Construction for the 309-unit apartment complex across Main Place mall on July 13, 2023. Credit: JULIE LEOPO, Voice of OC

While Santa Ana officials are moving to redevelop the local mall into a mix of housing and retail, there isn’t currently any affordable housing being proposed.

But because the city has an inclusionary ordinance, the developer is paying a fee into the affordable housing fund. Santa Ana city spokesman Paul Eakins said the developer is paying $1.2 million into the affordable housing fund. 

How to Make Affordable Housing Work? 

Massie, the chief real estate officer of Jamboree Housing, warns cities to not concentrate affordable housing in one particular area.
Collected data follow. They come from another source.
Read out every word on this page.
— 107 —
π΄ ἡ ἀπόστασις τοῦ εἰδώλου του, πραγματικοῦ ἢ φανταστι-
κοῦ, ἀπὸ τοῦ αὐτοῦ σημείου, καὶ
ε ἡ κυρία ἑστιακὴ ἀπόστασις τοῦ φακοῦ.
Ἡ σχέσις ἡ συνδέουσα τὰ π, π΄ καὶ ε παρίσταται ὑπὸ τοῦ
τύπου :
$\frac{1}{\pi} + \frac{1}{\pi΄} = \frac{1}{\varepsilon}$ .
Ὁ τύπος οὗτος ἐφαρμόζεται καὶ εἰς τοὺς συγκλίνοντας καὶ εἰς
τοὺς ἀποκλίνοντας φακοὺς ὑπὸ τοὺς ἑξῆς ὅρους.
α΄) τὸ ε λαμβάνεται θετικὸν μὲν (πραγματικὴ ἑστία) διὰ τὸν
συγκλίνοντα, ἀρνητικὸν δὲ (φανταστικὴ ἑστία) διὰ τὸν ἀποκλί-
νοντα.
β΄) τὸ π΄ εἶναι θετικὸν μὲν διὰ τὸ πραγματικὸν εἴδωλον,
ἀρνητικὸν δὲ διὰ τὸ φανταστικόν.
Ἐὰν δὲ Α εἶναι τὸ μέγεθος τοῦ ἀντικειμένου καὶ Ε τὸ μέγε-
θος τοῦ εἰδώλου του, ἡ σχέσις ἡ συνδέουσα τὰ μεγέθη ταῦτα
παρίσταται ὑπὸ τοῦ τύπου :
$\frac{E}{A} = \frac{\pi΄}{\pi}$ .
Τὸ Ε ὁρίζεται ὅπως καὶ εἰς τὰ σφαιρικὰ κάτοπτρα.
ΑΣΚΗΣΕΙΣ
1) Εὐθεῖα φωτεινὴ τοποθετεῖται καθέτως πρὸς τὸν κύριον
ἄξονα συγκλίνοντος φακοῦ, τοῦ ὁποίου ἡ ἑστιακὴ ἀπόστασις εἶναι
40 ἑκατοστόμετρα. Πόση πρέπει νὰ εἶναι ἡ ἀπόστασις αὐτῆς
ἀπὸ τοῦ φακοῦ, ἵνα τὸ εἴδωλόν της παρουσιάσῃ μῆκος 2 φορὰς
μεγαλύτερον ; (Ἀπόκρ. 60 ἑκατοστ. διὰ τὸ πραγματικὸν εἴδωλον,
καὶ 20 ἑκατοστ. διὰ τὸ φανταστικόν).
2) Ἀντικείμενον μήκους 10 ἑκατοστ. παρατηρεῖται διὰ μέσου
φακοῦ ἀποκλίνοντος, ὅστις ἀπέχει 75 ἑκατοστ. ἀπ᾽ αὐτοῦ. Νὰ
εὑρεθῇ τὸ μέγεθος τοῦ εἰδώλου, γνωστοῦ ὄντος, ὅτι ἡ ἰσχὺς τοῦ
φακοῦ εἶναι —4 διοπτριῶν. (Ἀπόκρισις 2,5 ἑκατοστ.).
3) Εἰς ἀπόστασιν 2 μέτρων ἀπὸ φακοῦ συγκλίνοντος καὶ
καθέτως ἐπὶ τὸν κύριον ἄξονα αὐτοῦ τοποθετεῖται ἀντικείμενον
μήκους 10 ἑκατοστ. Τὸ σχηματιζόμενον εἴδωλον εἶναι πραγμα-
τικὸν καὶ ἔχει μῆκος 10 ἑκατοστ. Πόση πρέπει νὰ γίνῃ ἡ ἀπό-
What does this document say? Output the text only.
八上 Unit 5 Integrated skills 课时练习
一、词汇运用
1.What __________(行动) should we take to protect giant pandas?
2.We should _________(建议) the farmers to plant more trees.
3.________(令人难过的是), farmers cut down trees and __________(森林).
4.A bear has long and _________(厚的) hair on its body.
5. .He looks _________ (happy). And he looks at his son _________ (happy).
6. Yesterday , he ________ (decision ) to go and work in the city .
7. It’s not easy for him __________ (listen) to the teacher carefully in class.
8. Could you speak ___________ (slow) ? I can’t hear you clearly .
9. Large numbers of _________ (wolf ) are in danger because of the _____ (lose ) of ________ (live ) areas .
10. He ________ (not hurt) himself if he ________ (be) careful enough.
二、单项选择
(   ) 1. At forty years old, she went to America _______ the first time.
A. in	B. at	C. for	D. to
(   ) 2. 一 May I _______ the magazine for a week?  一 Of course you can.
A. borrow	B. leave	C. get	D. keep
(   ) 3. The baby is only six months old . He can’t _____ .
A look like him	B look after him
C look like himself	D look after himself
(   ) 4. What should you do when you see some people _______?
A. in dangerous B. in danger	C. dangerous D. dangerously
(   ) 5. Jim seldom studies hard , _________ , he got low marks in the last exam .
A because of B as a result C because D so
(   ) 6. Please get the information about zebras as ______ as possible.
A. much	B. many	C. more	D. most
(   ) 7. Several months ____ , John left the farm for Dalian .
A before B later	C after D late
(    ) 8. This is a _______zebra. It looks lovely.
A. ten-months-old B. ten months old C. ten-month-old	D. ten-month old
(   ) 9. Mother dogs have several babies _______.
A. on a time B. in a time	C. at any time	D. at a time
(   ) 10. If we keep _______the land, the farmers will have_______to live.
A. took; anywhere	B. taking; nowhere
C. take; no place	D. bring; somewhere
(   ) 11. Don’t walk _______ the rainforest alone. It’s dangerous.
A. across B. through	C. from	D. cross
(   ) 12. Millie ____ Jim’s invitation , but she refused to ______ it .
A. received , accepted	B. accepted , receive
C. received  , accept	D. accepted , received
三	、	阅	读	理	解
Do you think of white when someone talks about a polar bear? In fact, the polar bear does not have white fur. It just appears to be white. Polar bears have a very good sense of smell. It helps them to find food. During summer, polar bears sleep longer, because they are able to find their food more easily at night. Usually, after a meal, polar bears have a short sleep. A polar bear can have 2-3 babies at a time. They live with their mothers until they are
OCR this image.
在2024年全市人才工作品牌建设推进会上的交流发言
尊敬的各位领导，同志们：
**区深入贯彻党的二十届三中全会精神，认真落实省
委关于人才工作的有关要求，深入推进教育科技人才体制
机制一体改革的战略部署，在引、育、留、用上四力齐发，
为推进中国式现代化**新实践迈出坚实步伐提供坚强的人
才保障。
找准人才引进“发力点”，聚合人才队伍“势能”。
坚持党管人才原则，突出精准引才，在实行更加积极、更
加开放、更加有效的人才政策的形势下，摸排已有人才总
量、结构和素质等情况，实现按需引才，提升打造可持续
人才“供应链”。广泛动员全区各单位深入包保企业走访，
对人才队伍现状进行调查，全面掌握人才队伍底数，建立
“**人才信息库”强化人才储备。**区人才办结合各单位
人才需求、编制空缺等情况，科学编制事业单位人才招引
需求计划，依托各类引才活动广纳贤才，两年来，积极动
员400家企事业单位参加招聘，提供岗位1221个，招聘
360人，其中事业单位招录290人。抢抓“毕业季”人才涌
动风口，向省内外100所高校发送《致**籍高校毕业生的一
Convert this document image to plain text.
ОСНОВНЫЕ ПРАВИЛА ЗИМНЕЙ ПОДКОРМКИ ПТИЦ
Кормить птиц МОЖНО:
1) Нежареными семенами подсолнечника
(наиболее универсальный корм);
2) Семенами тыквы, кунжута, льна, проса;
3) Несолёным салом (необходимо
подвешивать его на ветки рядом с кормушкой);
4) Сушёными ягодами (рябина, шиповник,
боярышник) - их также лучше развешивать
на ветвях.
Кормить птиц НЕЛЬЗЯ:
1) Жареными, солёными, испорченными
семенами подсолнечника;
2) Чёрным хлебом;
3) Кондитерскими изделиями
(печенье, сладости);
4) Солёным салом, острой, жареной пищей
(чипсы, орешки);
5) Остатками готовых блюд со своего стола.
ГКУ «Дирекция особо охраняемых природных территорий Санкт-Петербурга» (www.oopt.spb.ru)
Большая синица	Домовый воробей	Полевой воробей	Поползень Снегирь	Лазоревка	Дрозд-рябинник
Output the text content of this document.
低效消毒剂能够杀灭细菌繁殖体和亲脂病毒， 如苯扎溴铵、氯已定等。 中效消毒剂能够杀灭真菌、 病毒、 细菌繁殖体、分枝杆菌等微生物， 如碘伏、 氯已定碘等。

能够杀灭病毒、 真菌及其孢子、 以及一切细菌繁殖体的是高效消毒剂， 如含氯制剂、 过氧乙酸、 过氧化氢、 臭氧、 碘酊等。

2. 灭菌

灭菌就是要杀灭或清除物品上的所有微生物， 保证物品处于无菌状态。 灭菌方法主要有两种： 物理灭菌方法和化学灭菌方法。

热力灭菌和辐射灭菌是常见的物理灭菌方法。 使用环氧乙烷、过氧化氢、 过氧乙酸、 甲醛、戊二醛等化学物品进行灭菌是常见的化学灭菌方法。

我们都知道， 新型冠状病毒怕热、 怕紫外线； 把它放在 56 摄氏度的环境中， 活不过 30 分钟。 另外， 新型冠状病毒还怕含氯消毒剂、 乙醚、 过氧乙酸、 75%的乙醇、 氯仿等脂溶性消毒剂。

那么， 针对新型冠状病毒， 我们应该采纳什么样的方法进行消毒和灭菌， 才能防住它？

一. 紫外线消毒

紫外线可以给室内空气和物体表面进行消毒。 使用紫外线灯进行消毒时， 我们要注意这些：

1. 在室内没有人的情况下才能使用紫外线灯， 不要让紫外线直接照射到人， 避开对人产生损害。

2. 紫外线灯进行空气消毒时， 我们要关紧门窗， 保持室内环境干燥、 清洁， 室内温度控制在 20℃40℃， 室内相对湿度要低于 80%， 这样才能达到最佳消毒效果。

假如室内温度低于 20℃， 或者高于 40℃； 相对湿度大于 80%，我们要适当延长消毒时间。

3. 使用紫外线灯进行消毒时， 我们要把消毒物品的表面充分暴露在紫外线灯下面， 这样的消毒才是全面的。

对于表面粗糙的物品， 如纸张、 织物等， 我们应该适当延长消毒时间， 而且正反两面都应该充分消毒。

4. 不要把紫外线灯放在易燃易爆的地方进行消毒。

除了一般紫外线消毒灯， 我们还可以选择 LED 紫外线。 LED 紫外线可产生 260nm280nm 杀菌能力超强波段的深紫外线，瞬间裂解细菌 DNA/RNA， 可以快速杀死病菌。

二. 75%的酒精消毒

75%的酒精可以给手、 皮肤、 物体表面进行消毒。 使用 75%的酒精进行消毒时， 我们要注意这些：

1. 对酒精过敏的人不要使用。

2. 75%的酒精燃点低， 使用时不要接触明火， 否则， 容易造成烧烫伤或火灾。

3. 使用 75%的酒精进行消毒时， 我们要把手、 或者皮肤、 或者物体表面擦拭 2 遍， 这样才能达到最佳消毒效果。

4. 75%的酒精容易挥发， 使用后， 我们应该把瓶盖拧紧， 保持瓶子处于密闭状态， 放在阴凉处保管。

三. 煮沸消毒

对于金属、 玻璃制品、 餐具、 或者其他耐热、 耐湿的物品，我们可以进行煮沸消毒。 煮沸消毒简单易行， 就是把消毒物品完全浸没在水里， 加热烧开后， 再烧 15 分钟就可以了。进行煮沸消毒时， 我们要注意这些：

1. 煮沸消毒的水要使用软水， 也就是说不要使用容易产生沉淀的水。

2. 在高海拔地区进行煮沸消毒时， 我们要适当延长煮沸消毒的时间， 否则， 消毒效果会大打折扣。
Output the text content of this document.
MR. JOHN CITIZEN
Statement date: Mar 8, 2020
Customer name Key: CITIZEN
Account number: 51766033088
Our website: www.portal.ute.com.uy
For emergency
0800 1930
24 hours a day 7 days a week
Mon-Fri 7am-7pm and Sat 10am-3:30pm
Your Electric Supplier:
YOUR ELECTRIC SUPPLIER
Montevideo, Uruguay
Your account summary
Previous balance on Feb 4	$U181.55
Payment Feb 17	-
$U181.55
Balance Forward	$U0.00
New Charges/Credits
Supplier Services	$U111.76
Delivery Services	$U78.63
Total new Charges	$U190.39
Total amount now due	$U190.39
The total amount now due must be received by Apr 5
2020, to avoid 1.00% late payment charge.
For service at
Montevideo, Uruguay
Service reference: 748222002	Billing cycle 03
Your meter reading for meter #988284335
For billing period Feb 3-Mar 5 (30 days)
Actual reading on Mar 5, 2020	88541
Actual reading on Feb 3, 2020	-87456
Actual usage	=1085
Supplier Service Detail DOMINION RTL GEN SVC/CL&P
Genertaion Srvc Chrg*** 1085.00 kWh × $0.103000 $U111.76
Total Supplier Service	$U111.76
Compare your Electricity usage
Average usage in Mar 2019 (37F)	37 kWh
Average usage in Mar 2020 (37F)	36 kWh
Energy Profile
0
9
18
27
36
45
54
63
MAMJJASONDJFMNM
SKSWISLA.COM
He said the trick is to blend the affordable housing units into the overall developments so it doesn’t lead to a type of economic segregation seen in the past – something mall sites can offer developers. 

The planning and building in the 50s and 60s, Massie said, created economically segregated neighborhoods throughout the region, like the part of town where there’s a high concentration of old apartments – something he calls a “demonstrable failure.” 

“What we see as important is that our projects are woven into the community,” Massie said. “I never want somebody to drive by a project and go oh that’s affordable housing.” 

The state’s mandated housing goal, according to the state Housing and Community Development department, is to “encourage the development of a RHNA allocation plan that promotes more economically and racially integrated communities by allocating housing to high-resource, job-rich areas.”

Yet that process of assigning housing units to cities has faced a wave of scrutiny from local elected officials. 

For example, the City of Fullerton has to zone for nearly 9,300 more homes than the City of Orange – even though the cities are roughly the same size with the same population. 

[Read: California’s Housing Mandates: One Size Fits All? It Depends Who You Ask]

In the end, Covarrubias said, residents need affordable rents.

“We hear the arguments that you need more housing – but we need more housing that people can afford.”